BM’nin iklim zirvesi ve daha pek çok yerde milyonlarca kişinin katıldığı eylemler yapıldı. Boğaziçinde ve başka yerlerde de öğrenci hareketleri oldu, bütün bu gençlik hareketlerini birleştirmek gerekir.
Küresel ısınma 1,5 derecede durdurulsun, ekolojiye zarar verenlerden zararlar tahsil edilsin.

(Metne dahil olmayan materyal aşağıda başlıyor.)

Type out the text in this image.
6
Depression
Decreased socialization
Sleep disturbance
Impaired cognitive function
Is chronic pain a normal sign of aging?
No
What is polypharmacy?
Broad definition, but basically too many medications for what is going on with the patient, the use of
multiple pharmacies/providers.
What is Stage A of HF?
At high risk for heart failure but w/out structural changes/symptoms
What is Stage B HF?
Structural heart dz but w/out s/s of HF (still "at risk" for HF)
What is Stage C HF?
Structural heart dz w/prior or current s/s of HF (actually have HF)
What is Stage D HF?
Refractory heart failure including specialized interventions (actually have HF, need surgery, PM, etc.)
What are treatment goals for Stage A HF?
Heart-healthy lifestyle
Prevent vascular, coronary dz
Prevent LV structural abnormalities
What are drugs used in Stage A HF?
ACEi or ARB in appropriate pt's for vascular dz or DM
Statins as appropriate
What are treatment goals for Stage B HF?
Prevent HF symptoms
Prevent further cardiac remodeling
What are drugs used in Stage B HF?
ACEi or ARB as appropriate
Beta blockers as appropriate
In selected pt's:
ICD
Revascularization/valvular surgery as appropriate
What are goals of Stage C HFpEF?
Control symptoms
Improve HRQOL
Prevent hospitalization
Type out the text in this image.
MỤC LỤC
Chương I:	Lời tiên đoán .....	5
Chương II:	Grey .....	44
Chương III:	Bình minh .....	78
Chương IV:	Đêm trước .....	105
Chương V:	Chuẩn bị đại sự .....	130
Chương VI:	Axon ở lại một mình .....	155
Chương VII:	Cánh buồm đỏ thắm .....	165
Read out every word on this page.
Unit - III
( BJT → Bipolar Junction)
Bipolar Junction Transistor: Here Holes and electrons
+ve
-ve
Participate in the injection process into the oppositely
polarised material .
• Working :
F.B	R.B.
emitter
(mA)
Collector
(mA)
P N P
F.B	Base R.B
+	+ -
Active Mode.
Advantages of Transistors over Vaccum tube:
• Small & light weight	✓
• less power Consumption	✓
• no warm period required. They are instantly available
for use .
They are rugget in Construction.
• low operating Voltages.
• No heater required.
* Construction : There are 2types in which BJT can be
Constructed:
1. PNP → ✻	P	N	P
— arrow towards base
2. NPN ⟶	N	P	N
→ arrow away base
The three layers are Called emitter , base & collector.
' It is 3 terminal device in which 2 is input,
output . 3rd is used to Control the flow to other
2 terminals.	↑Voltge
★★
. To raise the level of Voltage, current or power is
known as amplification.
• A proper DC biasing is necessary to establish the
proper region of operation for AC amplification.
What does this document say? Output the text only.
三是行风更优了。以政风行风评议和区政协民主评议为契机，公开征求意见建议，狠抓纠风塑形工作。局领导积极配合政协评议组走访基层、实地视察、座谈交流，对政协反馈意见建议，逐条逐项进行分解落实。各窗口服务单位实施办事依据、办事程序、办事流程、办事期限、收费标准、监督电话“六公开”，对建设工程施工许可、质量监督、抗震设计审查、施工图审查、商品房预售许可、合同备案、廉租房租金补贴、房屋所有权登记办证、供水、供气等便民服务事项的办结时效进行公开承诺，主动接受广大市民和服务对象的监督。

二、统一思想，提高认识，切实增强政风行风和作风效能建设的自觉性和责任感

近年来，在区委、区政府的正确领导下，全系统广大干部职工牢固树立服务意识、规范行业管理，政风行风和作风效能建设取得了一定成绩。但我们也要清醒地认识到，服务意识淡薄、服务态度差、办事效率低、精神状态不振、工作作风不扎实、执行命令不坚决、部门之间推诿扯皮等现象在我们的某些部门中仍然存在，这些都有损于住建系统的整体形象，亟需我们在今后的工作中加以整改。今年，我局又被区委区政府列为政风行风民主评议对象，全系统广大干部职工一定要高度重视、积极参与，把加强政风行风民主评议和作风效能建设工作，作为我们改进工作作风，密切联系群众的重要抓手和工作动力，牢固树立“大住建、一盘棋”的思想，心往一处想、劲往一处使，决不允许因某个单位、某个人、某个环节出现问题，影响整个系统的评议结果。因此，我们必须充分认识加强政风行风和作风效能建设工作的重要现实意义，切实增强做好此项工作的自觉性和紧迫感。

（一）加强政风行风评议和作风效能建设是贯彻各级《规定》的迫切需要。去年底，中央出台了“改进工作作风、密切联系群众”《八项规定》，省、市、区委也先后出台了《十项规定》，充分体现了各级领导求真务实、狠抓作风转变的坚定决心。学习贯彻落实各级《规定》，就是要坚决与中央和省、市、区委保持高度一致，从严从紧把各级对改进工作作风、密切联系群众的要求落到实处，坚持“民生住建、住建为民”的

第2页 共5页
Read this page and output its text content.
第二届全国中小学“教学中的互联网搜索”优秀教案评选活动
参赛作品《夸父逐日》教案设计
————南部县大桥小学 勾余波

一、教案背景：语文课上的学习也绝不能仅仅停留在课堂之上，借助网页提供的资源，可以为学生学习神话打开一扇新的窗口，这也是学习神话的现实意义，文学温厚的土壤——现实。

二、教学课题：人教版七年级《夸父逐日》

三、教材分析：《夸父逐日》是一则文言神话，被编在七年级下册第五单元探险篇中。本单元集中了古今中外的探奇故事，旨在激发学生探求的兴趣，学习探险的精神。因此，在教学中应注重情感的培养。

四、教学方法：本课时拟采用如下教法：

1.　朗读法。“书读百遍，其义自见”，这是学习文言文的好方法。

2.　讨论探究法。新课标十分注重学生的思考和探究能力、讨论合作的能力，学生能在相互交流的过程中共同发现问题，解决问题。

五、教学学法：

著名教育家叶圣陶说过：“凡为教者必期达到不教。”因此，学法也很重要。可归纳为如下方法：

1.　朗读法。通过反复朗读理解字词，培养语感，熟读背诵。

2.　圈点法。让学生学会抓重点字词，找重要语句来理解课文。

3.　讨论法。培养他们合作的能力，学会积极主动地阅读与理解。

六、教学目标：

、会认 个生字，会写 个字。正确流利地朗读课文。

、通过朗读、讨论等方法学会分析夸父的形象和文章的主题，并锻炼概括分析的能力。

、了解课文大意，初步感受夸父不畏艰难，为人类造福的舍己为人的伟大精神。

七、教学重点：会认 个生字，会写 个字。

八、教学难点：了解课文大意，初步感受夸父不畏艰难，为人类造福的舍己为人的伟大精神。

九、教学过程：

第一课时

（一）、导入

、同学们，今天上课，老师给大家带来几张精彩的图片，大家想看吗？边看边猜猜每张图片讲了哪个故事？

Kapanış konuşmasında Tuna Emren şunları söyledi:
Yüksek enflasyon ve yoksullaşma içindeyiz. İktidar yoksuldan alıp zengine veriyor. Açlık yaygınlaşıyor. Sermayeyi kollayan bir iktidar söz konusu. Neoliberal yaklaşımları öne çıkaran bir hükümet söz konusu. Enflasyon bir sınıf mücadelesidir. İktidar ve kapitalistler her türlü ürünün ve hizmetin fiyatını yükseltiyorlar.
Taleplerimiz:
Asgari ücret net 8 bin lira olmalıdır.
Zenginlere para transferleri soruşturulmalıdır.
Krizin sorumluları bedelinin ödemelidir.
Ödemeli garantili projeler iptal edilmelidir.
Eşit işe eşit ücret kuralı uygulanmalıdır.
Düşünce, ifade özgürlükleri sağlansın.
Bizler bu konuda asıl mücadele yerinin sokak olduğunu biliyoruz. Milyonların harekete geçmesi için mücadele etmeliyiz. Umut sandıkta değil sokaktadır.